Opinion ID: 479235
Heading Depth: 2
Heading Rank: 7

Heading: claims of double jeopardy

Text: 143 Defendant makes two arguments based on the guaranty against double jeopardy.
144 He asserts that the evidence at the first trial was insufficient as a matter of law to support a verdict of guilty. Relying on Burks v. United States, 437 U.S. 1, 98 S.Ct. 2141, 57 L.Ed.2d 1 (1978), he contends that retrial resulted in second jeopardy and was therefore barred. 145 Defendant's brief on the insufficiency of the evidence at the first trial is not persuasive. We are satisfied, however, that we need not examine that record. 146 More recent decisions, distinguishing Burks, make it plain that a trial court's declaration of a mistrial following a hung jury is not an event that terminates the original jeopardy to which petitioner was subjected.... Regardless of the sufficiency of the evidence at petitioner's first trial, he has no valid double jeopardy claim to prevent his retrial. Richardson v. United States, 468 U.S. 317, 326, 104 S.Ct. 3081, 3086, 82 L.Ed.2d 242 (1984), quoting 104 S.Ct. at page 3085, Justices of Boston Municipal Court v. Lydon, 466 U.S. 294, 104 S.Ct. 1805, 80 L.Ed.2d 311 (1984) (footnote omitted).
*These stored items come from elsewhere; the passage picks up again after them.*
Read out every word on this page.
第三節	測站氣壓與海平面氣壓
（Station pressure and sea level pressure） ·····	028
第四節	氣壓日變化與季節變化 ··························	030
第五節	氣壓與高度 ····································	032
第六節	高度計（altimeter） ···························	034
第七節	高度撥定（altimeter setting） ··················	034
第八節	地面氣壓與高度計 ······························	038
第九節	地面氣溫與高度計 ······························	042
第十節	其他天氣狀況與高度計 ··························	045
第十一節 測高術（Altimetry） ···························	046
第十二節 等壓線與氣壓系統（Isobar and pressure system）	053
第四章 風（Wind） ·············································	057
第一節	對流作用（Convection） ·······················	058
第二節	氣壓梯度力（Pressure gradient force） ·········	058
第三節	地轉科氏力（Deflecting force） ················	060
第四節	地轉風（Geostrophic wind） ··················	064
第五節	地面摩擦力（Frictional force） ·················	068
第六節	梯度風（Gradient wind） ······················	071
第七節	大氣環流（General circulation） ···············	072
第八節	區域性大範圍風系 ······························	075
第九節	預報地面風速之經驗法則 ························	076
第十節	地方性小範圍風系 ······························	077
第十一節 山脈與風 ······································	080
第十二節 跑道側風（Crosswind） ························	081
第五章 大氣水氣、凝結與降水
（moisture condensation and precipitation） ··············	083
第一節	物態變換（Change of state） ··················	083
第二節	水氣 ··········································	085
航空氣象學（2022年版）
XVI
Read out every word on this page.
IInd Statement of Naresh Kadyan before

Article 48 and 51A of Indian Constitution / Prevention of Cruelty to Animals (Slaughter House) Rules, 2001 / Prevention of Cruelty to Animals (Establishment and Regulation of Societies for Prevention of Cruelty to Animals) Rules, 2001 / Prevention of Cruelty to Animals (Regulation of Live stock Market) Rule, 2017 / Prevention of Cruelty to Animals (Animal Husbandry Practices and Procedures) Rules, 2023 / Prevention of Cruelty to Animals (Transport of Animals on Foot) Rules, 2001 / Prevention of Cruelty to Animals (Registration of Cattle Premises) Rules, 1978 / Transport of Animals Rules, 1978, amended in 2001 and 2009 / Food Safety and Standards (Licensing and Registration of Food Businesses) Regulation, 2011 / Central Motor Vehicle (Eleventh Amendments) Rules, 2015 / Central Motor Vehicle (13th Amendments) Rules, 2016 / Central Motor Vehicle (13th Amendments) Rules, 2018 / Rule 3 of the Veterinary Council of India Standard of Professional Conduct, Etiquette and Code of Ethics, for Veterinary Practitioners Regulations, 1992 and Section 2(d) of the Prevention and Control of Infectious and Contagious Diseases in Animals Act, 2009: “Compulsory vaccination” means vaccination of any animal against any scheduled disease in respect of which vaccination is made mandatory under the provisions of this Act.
147 At the second trial the government introduced evidence not presented at the first trial. Defendant argues without citation of apposite authority, that this subjected him to double jeopardy. 148 Richardson established that retrial after a trial at which the jury could not agree was a continuation of original jeopardy, and we see no theory under which strengthening the case at the second trial changes that proposition. 149 Defendant has brought to our attention United States v. Gulledge, 739 F.2d 582 (11th Cir.1984), dismissing an interlocutory appeal based on claims that a second trial would be second jeopardy because of insufficiency of evidence at the first trial, and that the double jeopardy clause would bar additional evidence at the second trial. Defendant relies on language in Gulledge indicating that the additional evidence point could be raised on appeal from the final judgment. If the language suggests that such claim would have possible merit, we think the suggestion could not be squared with Richardson.